Our nomogram is easy to be applied in clinic practice. Using our nomogram, clinician could give an accurate number for patient’s survival probability. For example, if the age, ARGs signature and TNM stage of a melanoma patient were 60 years old, − 2.0 and stage III, respectively, the corresponding points for age, ARGs signature and TNM stage were 32, 45 and 25 respectively. The total points value for this patient was 102. The 3-year and 5-year survival probability is about 36 and 20%, suggesting the poor prognosis in the patient. More precise individual treatment strategies should be taken for the patient including more aggressive treatment and closer follow-up.

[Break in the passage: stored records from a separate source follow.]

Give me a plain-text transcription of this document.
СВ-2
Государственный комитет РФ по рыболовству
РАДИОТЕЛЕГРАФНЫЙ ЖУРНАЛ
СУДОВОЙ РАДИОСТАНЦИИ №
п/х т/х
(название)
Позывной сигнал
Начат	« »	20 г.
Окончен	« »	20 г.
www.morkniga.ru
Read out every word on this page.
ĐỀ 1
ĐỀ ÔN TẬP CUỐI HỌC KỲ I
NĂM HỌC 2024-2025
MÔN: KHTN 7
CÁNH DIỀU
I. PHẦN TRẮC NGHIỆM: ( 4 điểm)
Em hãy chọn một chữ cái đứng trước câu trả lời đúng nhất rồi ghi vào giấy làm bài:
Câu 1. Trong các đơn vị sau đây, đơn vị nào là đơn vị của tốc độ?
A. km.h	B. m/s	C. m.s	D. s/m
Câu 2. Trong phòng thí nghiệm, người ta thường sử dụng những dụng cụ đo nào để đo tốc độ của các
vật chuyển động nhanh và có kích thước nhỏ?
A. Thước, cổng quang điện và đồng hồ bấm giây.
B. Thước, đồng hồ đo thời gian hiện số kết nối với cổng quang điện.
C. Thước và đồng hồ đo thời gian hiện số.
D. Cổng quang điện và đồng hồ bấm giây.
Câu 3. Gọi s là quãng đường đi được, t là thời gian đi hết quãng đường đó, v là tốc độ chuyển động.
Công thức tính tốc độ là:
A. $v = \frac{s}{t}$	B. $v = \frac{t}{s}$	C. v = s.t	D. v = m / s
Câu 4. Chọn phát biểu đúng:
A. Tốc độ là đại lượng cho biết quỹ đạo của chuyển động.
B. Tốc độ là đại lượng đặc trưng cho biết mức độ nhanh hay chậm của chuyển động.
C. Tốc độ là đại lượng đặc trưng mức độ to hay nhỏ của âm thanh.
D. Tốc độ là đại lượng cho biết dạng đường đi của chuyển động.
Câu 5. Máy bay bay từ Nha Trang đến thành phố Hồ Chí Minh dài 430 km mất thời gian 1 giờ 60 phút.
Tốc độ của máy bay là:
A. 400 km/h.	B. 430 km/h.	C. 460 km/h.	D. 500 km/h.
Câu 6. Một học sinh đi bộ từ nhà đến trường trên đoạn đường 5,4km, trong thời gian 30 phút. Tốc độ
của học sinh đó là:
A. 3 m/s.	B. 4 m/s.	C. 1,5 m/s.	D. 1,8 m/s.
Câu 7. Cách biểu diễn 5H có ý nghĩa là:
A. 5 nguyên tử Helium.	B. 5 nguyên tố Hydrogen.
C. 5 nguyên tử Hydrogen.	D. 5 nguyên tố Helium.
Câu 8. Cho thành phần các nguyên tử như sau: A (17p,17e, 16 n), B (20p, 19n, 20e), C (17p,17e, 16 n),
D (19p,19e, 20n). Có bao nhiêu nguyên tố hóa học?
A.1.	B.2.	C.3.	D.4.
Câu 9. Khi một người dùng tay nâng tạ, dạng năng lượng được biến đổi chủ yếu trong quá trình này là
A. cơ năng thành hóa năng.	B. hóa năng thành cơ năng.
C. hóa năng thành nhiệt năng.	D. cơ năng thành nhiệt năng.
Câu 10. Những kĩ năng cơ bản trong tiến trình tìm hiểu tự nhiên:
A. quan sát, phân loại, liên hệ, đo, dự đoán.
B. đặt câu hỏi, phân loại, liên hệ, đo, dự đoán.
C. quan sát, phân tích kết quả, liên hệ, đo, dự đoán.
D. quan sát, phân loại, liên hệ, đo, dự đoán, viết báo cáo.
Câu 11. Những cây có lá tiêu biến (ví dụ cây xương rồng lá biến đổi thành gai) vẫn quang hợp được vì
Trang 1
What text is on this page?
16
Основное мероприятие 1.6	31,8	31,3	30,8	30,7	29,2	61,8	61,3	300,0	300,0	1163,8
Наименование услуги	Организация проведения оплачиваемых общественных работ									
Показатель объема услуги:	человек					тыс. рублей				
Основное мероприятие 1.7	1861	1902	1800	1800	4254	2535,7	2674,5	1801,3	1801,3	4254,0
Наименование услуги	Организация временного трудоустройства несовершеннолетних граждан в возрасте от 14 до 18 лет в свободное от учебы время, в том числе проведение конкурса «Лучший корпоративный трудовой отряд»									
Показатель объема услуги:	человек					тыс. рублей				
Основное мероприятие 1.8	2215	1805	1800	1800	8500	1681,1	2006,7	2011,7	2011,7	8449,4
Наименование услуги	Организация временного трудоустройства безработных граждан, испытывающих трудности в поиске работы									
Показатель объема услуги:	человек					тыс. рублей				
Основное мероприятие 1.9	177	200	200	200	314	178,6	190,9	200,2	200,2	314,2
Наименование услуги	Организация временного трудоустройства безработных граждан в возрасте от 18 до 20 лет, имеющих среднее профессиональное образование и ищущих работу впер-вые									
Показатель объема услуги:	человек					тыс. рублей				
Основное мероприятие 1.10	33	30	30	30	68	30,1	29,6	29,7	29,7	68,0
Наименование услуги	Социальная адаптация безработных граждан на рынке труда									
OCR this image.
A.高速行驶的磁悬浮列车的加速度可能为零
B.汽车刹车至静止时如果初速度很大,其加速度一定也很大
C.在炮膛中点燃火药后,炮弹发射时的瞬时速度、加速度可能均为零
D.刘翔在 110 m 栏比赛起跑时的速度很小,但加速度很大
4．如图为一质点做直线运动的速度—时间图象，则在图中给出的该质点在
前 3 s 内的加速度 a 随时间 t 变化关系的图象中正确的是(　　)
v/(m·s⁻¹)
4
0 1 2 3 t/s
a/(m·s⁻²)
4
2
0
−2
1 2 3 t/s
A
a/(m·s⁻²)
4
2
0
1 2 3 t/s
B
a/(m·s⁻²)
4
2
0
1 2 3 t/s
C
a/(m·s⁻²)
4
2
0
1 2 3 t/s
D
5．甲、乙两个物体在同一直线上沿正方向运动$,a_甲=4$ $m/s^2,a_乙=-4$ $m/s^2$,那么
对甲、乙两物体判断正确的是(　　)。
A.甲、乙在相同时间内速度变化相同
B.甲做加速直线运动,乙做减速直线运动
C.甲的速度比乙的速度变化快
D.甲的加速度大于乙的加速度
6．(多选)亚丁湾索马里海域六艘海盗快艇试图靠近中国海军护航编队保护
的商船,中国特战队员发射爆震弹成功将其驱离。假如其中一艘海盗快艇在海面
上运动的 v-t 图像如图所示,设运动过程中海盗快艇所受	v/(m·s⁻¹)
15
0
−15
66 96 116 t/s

Admittedly, our study had several limitations. First, the clinical characteristics from TCGA and GEO datasets were limited. Some information such as therapy and tumor pathological feature was not involved in our study. Second, an external validation based on prospective, multicenter, large-scale clinical trials was necessary to confirm the prediction ability of the nomogram. Finally, we used differentially expressed ARGs to construct the ARGs signature model and nomogram, which could leave out some ARGs with prognostic value but without difference in their expression between melanoma and normal skin.

Conclusions

We detected and validated an ARGs signature model which could independently predict melanoma prognosis. Furthermore, we established and validated a novel prognostic nomogram with more accuracy than traditional TNM staging system for melanoma patients through combining both ARGs signature and clinical parameters.